Из того, что я видел и слышал, я пришел к заключению, что наша армия не может идти на румынский фронт. Мне казалось, что продовольственный вопрос был уже достаточно осложнен, и я сомневался, чтобы Румыния могла легко перенести прирост 50 000 человек; главным же образом казалось, что Румыния не выдержит неприятельский натиск. Румынское войско и офицеры производили весьма приличное впечатление; настроение, как я говорил, было тоже хорошее; французские офицеры исполнили в румынской армии весьма честно свою задачу, но общее положение, казалось, вело к миру, а русское войско в Румынии, очевидно, не было уже надежным. Большевистская Россия (сейчас это был лишь вопрос времени) заключит с Германией мир – выдержит ли Румыния бой с Германией? Что бы мы делали на румынской территории по заключении мира? Опыт скоро подтвердил мое решение. После переговоров России о мире начались подобные же переговоры у румын. 9 декабря 1917 г. начались переговоры о перемирии, 5 марта 1918 г. был заключен временный мир, а 7 мая окончательный. Интересно сравнить Румынию с Украиной и Россией – румынские переговоры тянулись полгода, с Украиной и Россией все шло гораздо скорее.
Тогда в Париже вследствие отдаленности не могли правильно оценить положение в Румынии и поэтому были недовольны моим решением. Однако они должны были вскоре признать правильность моего определения.
Мое политическое пребывание в Яссах принесло добрые плоды. Личное знакомство и наша совместная работа с румынами в России были зародышем тройственного союза. Когда Румыния решилась вступить в войну, то мы послали (кроме меня, Бенеш и Штефаник) телеграмму Братиано, говоря, что Румыния одновременно воюет и за освобождение нашего народа; общие интересы свели нас и позднее, после войны. Так же было и с югославянами; правда, в то время между сербами и румынами не был достаточно выяснен вопрос о границах Баната. Мне представился случай говорить с обеими сторонами об этом вопросе, и я им посоветовал спокойно договориться.
В Яссах мы получили известие о Кабариду (Капоретто) – мое мнение о румынской политике было этим лишь подтверждено.
Правило, которым мы руководствовались в России (также на Украине и вообще по отношению ко всем новым политическим образованиям в России), было – не вмешиваться во внутренние дела России, избегать всячески втягивания в споры и борьбу партий. Ввиду того что у нас был договор о вооруженном нейтралитете, у нас, следовательно, в случае нужды было оружие для самозащиты; будучи частью французской армии, мы, естественно, применили бы оружие для защиты французов и всех остальных союзников, если бы на них было совершено нападение.

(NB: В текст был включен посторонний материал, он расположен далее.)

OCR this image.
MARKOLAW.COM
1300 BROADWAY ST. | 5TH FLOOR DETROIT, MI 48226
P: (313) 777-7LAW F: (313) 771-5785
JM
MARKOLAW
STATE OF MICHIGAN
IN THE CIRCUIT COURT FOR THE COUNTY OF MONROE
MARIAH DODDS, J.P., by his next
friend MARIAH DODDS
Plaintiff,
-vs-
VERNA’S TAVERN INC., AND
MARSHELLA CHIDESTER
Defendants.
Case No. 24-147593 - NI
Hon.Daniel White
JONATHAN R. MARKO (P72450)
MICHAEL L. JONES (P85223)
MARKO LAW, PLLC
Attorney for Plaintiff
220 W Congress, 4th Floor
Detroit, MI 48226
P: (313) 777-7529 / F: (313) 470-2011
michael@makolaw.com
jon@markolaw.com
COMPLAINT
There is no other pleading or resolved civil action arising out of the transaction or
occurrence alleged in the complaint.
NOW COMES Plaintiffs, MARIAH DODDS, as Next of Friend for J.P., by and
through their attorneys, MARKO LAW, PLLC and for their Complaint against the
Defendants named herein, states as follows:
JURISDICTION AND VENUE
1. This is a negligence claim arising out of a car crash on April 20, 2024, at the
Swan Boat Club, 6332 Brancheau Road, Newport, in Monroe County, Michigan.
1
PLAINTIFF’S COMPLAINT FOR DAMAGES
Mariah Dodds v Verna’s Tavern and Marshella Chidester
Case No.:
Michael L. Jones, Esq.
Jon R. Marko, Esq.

С самого начала мы заявляли, что нашими врагами являются Австрия и Германия. Против них мы хотели выступить и в России. Мы приняли участие в этой борьбе и с честью провели ее у Зборова. Когда, однако, Россия не могла далее воевать, когда большевистская Россия, а также Украина начали переговоры о мире с Австрией и Германией, когда мы увидели, что мир будет заключен, то мы не могли воевать со своими врагами в России, потому все наши усилия были теперь направлены на то, чтобы попасть во Францию – там наша армия могла найти применение. В начале ноября мы отправили первый отряд войска во Францию (под командой Гусака). В феврале 1918 года в Италию выехали члены Отдела – Шеба и Халупа, чтобы организовать там легионы по русскому образцу.
При этом стремлении попасть во Францию мной руководила второстепенная, но вовсе не незначительная причина. Россия не была соединена с Западом: из России все сообщения на Запад шли с затруднениями и не полностью, а кроме того – эта связь была под наблюдением немцев и австрийцев. А они замалчивали или искажали все, что бы мы ни делали. Во Франции наши друзья и враги лучше могли бы наблюдать нашу армию.
Против нашего отхода из России были настроены политики и военные царской и предбольшевистской России. Меня убеждали Корнилов, Алексеев, Милюков и другие, чтобы я присоединился к ним и выступил против большевиков. Также большевики и украинцы были против нашего отхода, постольку поскольку и те и другие стремились привлечь нашу армию на свою сторону. Особенно Муравьев, как я уже говорил, обращался со мной ласково и предупредительно.
Я отверг все эти планы. Я был твердо убежден, что русские руководители и политики неверно оценивают общее положение России и у меня не было доверия к их руководству и организационным способностям. Мгновенные предприятия Корнилова, Алексеева и других могли лишь больше утвердить меня в этом. Эти все господа забывали, что мы с ними, вернее, с их преемником генералом Духониным заключили договор, по которому наша армия должна была выступать лишь против внешнего неприятеля, и этот договор был заключен уже при большевистском правительстве.